Institut für Physikalische und Theoretische Chemie

Keywords: Methods: Algebra, Quantum Chemistry, Number theory. Applications: molecular tensor properties, additivity rules of chemistry, natural molecular coordinates, cluster properties.


Takustr. 3, 14195 Berlin; Tel. +49 30 838-56265, Fax -56263

Abstract

Scalar, vector and higher order molecular tensor properties are treated by algebraic methods in terms of the molecular structure. Additivity rules of chemistry are extended to higher order parameter approaches as fitting procedures. "Natural" molecular coordinates are introduced in terms of overcomplete and almost-orthonormal vector systems for the symmetry-adapted description of molecular tensors.
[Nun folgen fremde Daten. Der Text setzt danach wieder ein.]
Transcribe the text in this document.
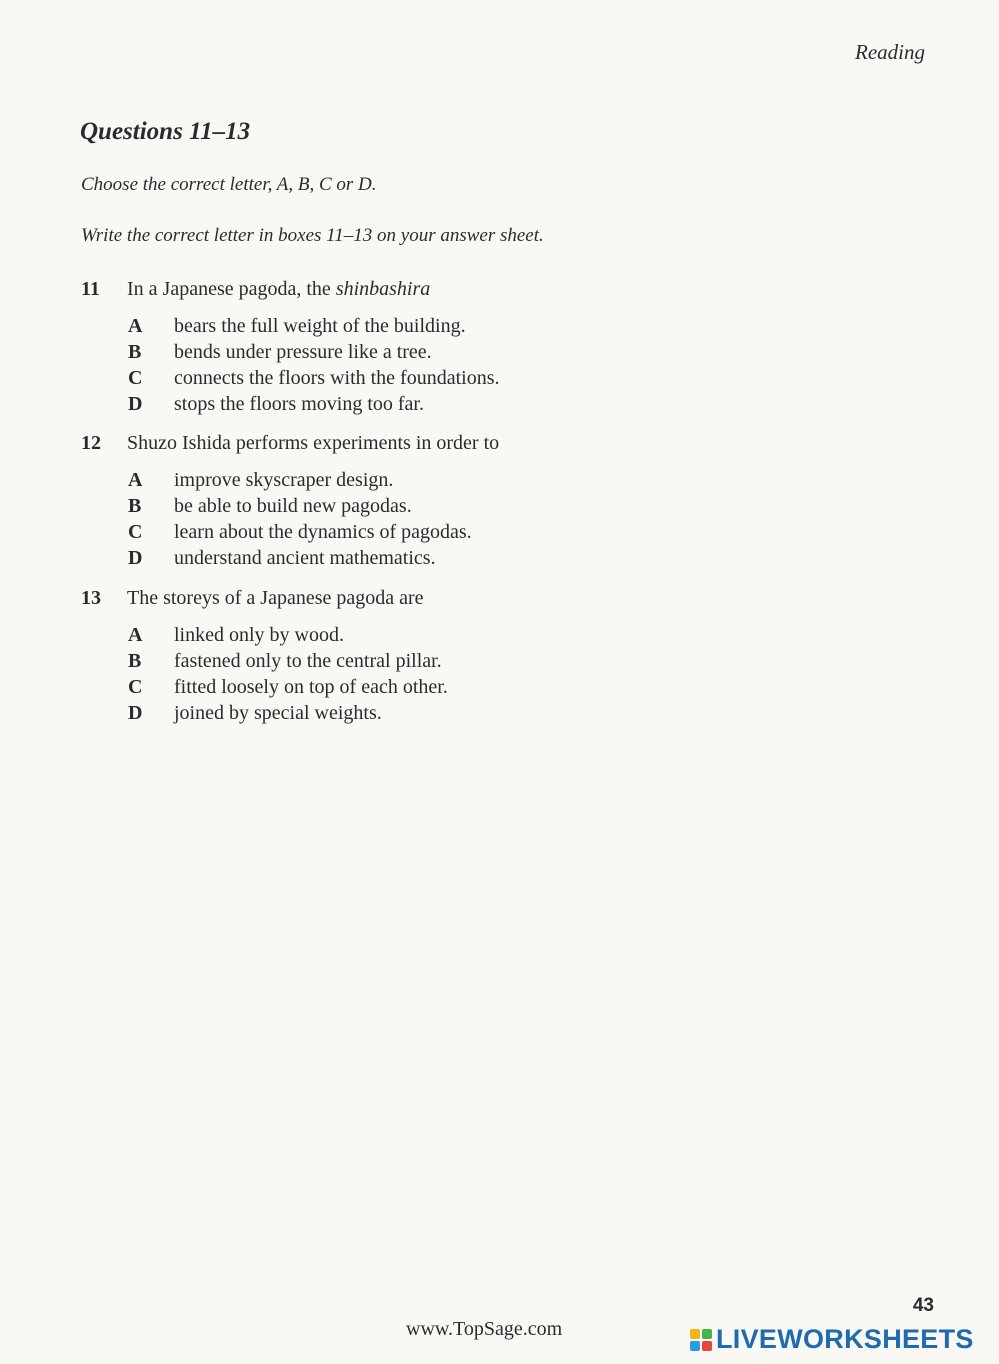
Reading
Questions 11–13
Choose the correct letter, A, B, C or D.
Write the correct letter in boxes 11–13 on your answer sheet.
11	In a Japanese pagoda, the shinbashira
A	bears the full weight of the building.
B	bends under pressure like a tree.
C	connects the floors with the foundations.
D	stops the floors moving too far.
12	Shuzo Ishida performs experiments in order to
A	improve skyscraper design.
B	be able to build new pagodas.
C	learn about the dynamics of pagodas.
D	understand ancient mathematics.
13	The storeys of a Japanese pagoda are
A	linked only by wood.
B	fastened only to the central pillar.
C	fitted loosely on top of each other.
D	joined by special weights.
43
www.TopSage.com	LIVEWORKSHEETS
Relations between cluster properties in terms of the number of constituting atoms and number theory are studied with the aid of physical models and special mathematical functions.
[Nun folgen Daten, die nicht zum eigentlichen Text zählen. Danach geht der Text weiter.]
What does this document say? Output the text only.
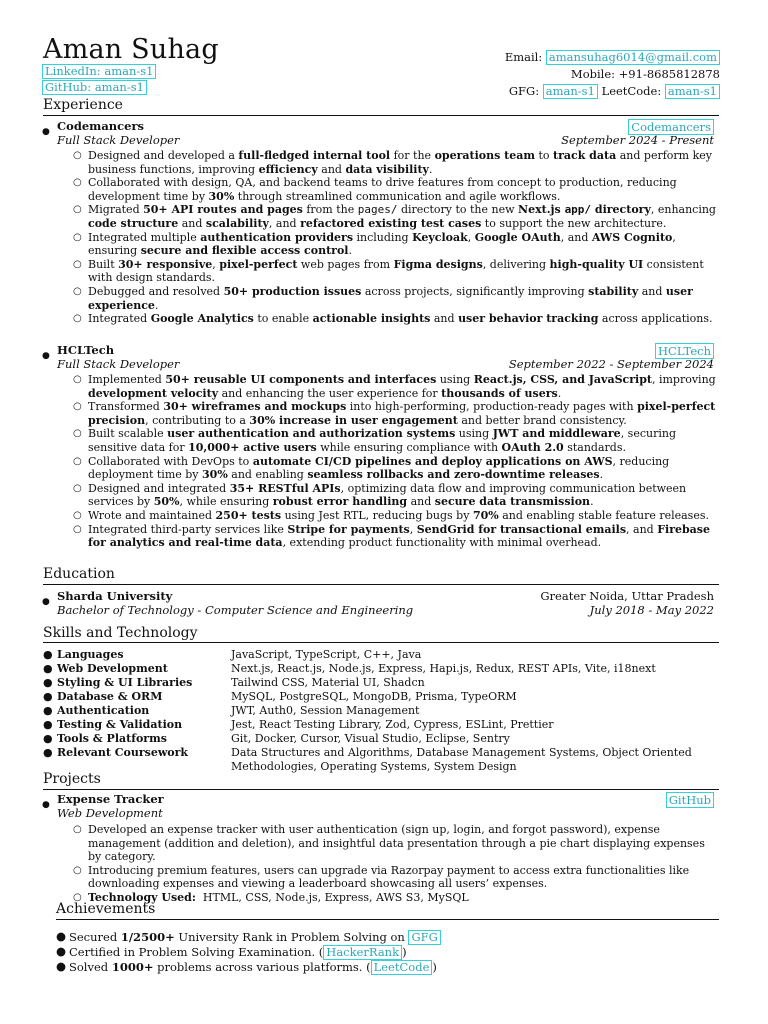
Aman Suhag
LinkedIn: aman-s1
GitHub: aman-s1
Email: amansuhag6014@gmail.com
Mobile: +91-8685812878
GFG: aman-s1 LeetCode: aman-s1
Experience
● Codemancers
Full Stack Developer
Codemancers
September 2024 - Present
○ Designed and developed a full-fledged internal tool for the operations team to track data and perform key business functions, improving efficiency and data visibility.
○ Collaborated with design, QA, and backend teams to drive features from concept to production, reducing development time by 30% through streamlined communication and agile workflows.
○ Migrated 50+ API routes and pages from the pages/ directory to the new Next.js app/ directory, enhancing code structure and scalability, and refactored existing test cases to support the new architecture.
○ Integrated multiple authentication providers including Keycloak, Google OAuth, and AWS Cognito, ensuring secure and flexible access control.
○ Built 30+ responsive, pixel-perfect web pages from Figma designs, delivering high-quality UI consistent with design standards.
○ Debugged and resolved 50+ production issues across projects, significantly improving stability and user experience.
○ Integrated Google Analytics to enable actionable insights and user behavior tracking across applications.
● HCLTech
Full Stack Developer
HCLTech
September 2022 - September 2024
○ Implemented 50+ reusable UI components and interfaces using React.js, CSS, and JavaScript, improving development velocity and enhancing the user experience for thousands of users.
○ Transformed 30+ wireframes and mockups into high-performing, production-ready pages with pixel-perfect precision, contributing to a 30% increase in user engagement and better brand consistency.
○ Built scalable user authentication and authorization systems using JWT and middleware, securing sensitive data for 10,000+ active users while ensuring compliance with OAuth 2.0 standards.
○ Collaborated with DevOps to automate CI/CD pipelines and deploy applications on AWS, reducing deployment time by 30% and enabling seamless rollbacks and zero-downtime releases.
○ Designed and integrated 35+ RESTful APIs, optimizing data flow and improving communication between services by 50%, while ensuring robust error handling and secure data transmission.
○ Wrote and maintained 250+ tests using Jest RTL, reducing bugs by 70% and enabling stable feature releases.
○ Integrated third-party services like Stripe for payments, SendGrid for transactional emails, and Firebase for analytics and real-time data, extending product functionality with minimal overhead.
Education
● Sharda University
Bachelor of Technology - Computer Science and Engineering
Greater Noida, Uttar Pradesh
July 2018 - May 2022
Skills and Technology
● Languages	JavaScript, TypeScript, C++, Java
● Web Development	Next.js, React.js, Node.js, Express, Hapi.js, Redux, REST APIs, Vite, i18next
● Styling & UI Libraries	Tailwind CSS, Material UI, Shadcn
● Database & ORM	MySQL, PostgreSQL, MongoDB, Prisma, TypeORM
● Authentication	JWT, Auth0, Session Management
● Testing & Validation	Jest, React Testing Library, Zod, Cypress, ESLint, Prettier
● Tools & Platforms	Git, Docker, Cursor, Visual Studio, Eclipse, Sentry
● Relevant Coursework	Data Structures and Algorithms, Database Management Systems, Object Oriented Methodologies, Operating Systems, System Design
Projects
● Expense Tracker
Web Development
GitHub
○ Developed an expense tracker with user authentication (sign up, login, and forgot password), expense management (addition and deletion), and insightful data presentation through a pie chart displaying expenses by category.
○ Introducing premium features, users can upgrade via Razorpay payment to access extra functionalities like downloading expenses and viewing a leaderboard showcasing all users’ expenses.
○ Technology Used:  HTML, CSS, Node.js, Express, AWS S3, MySQL
Achievements
● Secured 1/2500+ University Rank in Problem Solving on GFG
● Certified in Problem Solving Examination. ( HackerRank )
● Solved 1000+ problems across various platforms. ( LeetCode )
Wissenschaftlicher Werdegang

Diplom: Marburg, Physik (1965); Promotion: Berlin, Theoretische Physik (1970); Habilitation: Berlin, Quantenchemie (1975); Berufung an die FU Berlin (1979); Auswärtige Lehrstuhlvertretung: Universität Oldenburg, Theoretische Physik (1978-1979).

Kooperationspartner

Prof. Dr. H. Stachel, TU Wien; Dr. H. Baumann, ETH Zürich.

Drittmittelgeber

Fonds der Chemischen Industrie.

Forschungsgebiete

Algebraische Behandlung molekularer Tensoreigenschaften

Gegenstand der Untersuchungen ist eine Analyse des Zusammenhanges zwischen Struktur und Tensoreigenschaften von Molekülen. Basis ist eine algebraische Beschreibung solcher Eigenschaften in Abhängigkeit von molekularen Fragmenten, ihrer relativen räumlichen Anordnung und Wechselwirkung. In Verallgemeinerung der traditionell in der Chemie verwendeten einfachen Additivitätsregeln läßt sich für eine Klasse von Molekülen mit verwandter Struktur, z.B. für die Methan- oder Ethenderivate, eine vollständige Hierarchie von Näherungen durch geeignete Auswahl von Wechselwirkungstermen systematisch konstruieren. Die Methode erlaubt den Vergleich von Molekülen innerhalb einer solchen Klasse auf jeder Näherungsstufe. Die Vergleichbarkeit spiegelt sich in Abhängigkeiten der Formeln für die Näherungswerte einer Eigenschaft verschiedener Moleküle wider. Solche Abhängigkeiten oder Additionstheoreme können experimentell getestet werden und geben Hinweise auf die Güte der Näherung. Die Interpretation der verwendeten Parameter erfordert den Vergleich mit entsprechenden physikalischen Theorien.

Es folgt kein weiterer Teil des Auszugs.